私の実家は真言宗だったが、私はそこに救いを見いだせなかった。住職である父親自身が、いまだに自分のしていることを「哲学」として扱っているせいでもある。
それだったら、まだ浄土真宗のほうが納得できると心のなかで思っていた。浄土真宗は、実に構造がキリスト教プロテスタントとよく似ていると聞いていた。
だから、『似て非なるとはいえ似ているもの』と認識していた。少なくとも真言宗よりかは親近感を持っていた。
だから、なんとなく浄土真宗の読経を聞くのが好きだった。
忙しすぎて、ほとんど聖書が読めていなかったから、『浄土真宗に触れては神さまのことを思うようにしよう』と自己流で考えるようになった。
『キリスト教を求道しつつも他信仰に寛容な私』を演じたかったのかもしれない。
だから、浄土真宗の《白骨の御文》の一部を、私の「お寺さんノート」に書いた。
「お寺さんノート」は住職の宗派やお茶の好み、いつも要求されることなどの覚書を集めたノートだ。

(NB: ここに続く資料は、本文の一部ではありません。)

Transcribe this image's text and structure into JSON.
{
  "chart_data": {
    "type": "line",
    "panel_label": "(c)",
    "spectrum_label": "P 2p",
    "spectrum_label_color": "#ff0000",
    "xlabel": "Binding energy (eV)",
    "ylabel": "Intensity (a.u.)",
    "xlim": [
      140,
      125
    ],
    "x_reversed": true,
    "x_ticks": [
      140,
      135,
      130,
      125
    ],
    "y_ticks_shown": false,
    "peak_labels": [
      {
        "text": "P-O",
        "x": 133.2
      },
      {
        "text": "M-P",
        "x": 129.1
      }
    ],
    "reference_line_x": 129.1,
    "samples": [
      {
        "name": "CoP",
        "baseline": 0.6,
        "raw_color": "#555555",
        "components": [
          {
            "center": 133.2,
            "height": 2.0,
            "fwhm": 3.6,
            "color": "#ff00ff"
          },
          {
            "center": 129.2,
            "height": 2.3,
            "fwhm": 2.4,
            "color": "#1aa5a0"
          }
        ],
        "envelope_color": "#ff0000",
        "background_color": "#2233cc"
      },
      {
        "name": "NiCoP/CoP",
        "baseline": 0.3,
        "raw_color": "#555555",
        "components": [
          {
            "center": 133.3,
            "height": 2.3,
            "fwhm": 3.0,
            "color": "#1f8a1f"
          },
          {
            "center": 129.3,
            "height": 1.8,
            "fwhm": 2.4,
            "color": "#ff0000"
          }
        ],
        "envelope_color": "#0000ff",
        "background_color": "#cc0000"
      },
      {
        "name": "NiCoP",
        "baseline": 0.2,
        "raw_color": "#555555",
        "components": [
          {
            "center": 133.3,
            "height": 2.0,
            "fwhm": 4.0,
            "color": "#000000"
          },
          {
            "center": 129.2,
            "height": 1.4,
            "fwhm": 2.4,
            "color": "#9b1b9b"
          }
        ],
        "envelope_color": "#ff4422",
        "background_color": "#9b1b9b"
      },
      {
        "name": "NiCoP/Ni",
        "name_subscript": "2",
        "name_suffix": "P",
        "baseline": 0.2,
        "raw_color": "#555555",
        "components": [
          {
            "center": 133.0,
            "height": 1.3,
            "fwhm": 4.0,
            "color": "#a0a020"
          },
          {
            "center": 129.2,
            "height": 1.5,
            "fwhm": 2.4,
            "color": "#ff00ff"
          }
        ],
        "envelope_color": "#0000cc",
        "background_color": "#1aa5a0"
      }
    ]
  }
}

以前、聖書の言葉を書いたカードをバインダに挟んでいて、「個人的な宗教のことを挟むのはどうかと思うぞ」と先輩に言われたこともあるかもしれない。
これが、仏教だったら何も言われなかったのではないか。
そんな風に思った。
そんなこともあり、私はだんだん心の中でも自分に嘘をつくようになっていった。
「善人なおもて往生す。いわんや、悪人をや」。
浄土真宗由来のこんな言葉を繰り返していた。
私は罪人だ。そして神さまを知っている。そして、心の奥の空虚を神さまに満たしてもらった。
神さまは、寛容な方だから私を赦してくださるはずだ。それ以上に必要なモノは何もないはずだ。

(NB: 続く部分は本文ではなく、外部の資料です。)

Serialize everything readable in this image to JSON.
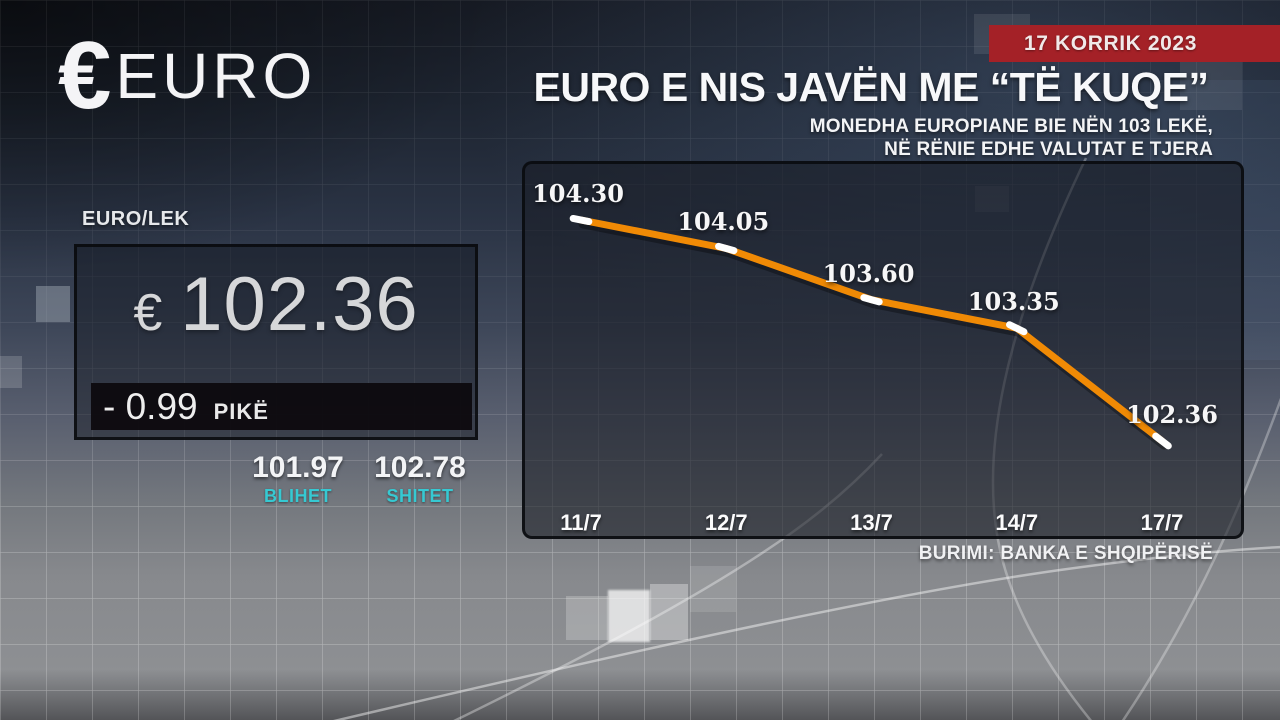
{
  "date_badge": "17 KORRIK 2023",
  "logo": {
    "symbol": "€",
    "text": "EURO"
  },
  "headline": "EURO E NIS JAVËN ME “TË KUQE”",
  "subheadline_line1": "MONEDHA EUROPIANE BIE NËN 103 LEKË,",
  "subheadline_line2": "NË RËNIE EDHE VALUTAT E TJERA",
  "rate_panel": {
    "pair_label": "EURO/LEK",
    "currency_symbol": "€",
    "rate": "102.36",
    "change": "- 0.99",
    "change_unit": "PIKË",
    "buy_value": "101.97",
    "buy_label": "BLIHET",
    "sell_value": "102.78",
    "sell_label": "SHITET"
  },
  "source": "BURIMI: BANKA E SHQIPËRISË",
  "colors": {
    "accent_orange": "#F08A05",
    "accent_cyan": "#36C9D2",
    "badge_red": "#A42127"
  },
  "chart_data": {
    "type": "line",
    "title": "EURO/LEK daily exchange rate",
    "categories": [
      "11/7",
      "12/7",
      "13/7",
      "14/7",
      "17/7"
    ],
    "values": [
      104.3,
      104.05,
      103.6,
      103.35,
      102.36
    ],
    "point_labels": [
      "104.30",
      "104.05",
      "103.60",
      "103.35",
      "102.36"
    ],
    "ylim": [
      102.0,
      104.8
    ],
    "grid": false,
    "legend": "none",
    "line_color": "#F08A05",
    "marker_color": "#FFFFFF"
  }
}
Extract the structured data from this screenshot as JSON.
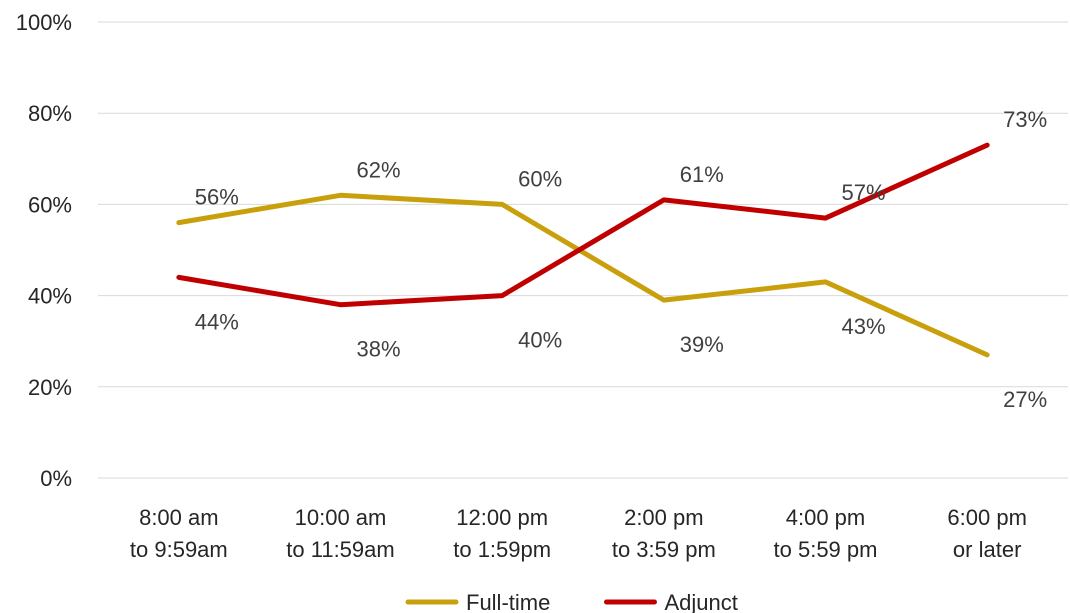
{
  "chart_data": {
    "type": "line",
    "title": "",
    "xlabel": "",
    "ylabel": "",
    "categories": [
      [
        "8:00 am",
        "to 9:59am"
      ],
      [
        "10:00 am",
        "to 11:59am"
      ],
      [
        "12:00 pm",
        "to 1:59pm"
      ],
      [
        "2:00 pm",
        "to 3:59 pm"
      ],
      [
        "4:00 pm",
        "to 5:59 pm"
      ],
      [
        "6:00 pm",
        "or later"
      ]
    ],
    "y_ticks": [
      "0%",
      "20%",
      "40%",
      "60%",
      "80%",
      "100%"
    ],
    "ylim": [
      0,
      100
    ],
    "grid": true,
    "legend_position": "bottom",
    "series": [
      {
        "name": "Full-time",
        "color": "#C9A00C",
        "values": [
          56,
          62,
          60,
          39,
          43,
          27
        ],
        "labels": [
          "56%",
          "62%",
          "60%",
          "39%",
          "43%",
          "27%"
        ]
      },
      {
        "name": "Adjunct",
        "color": "#C00000",
        "values": [
          44,
          38,
          40,
          61,
          57,
          73
        ],
        "labels": [
          "44%",
          "38%",
          "40%",
          "61%",
          "57%",
          "73%"
        ]
      }
    ]
  }
}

私は、キリスト教信仰をそう思いつつ、心の中ではどこか「神なんて信じてる自分」が恥ずかしかった。
進化論は証明されてると信じていたし、聖書の成り立ちも良くわかっていなかったから、私はだんだんと「自分は、明らかにおかしいことを信じている世間知らずのバカにしか見えないんだろうな…」と思うようになった。
このころから、私は信仰をはき違えていったのかもしれない。
いや、本当は大学を卒業して「イエスキリストを信じます」と口に出した時から、違和感をぬぐえていなかった。

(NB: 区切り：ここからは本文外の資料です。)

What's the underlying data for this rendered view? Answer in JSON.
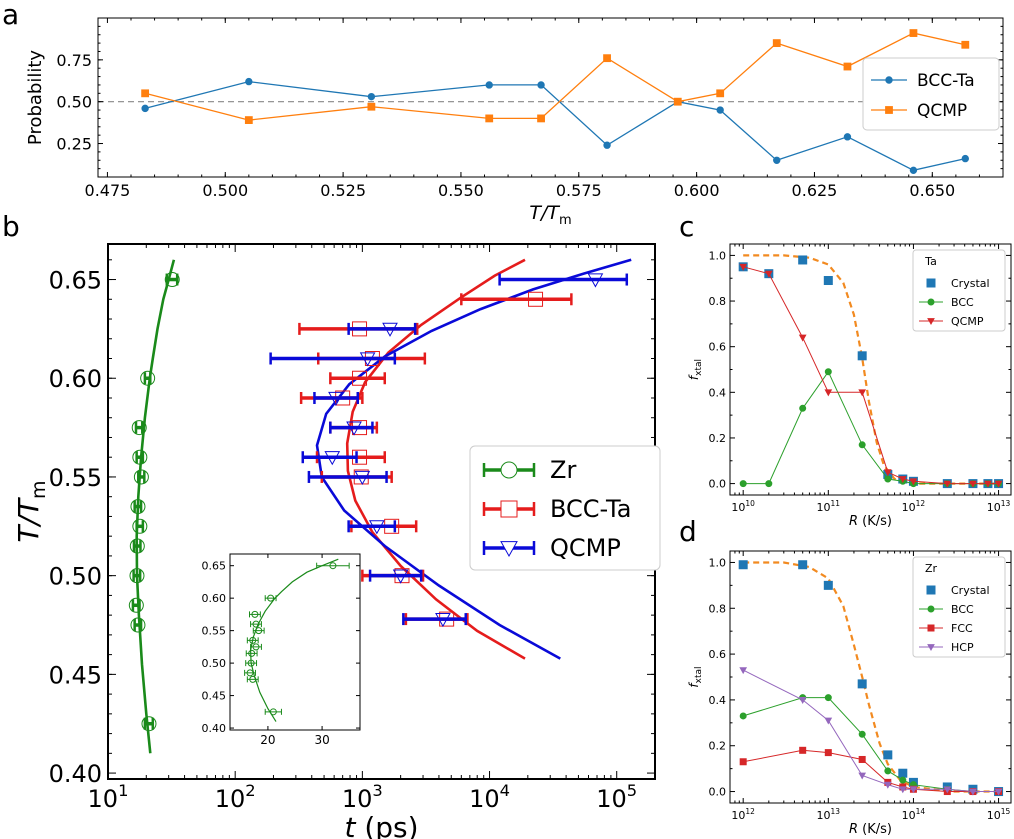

それでも、私は「自分はどこか大丈夫」だと思っていた。
それは、私がプロテスタントの「信仰のみに頼る」。「信仰すらも神から与えられるものだから」という立場に立っていたつもりだったから。
「信仰のみに頼る」けれど、「信仰する対象を信じ切れていない」。
私は、自分が立つ場所を見失いかけていることに、自分自身で気づいていなかった。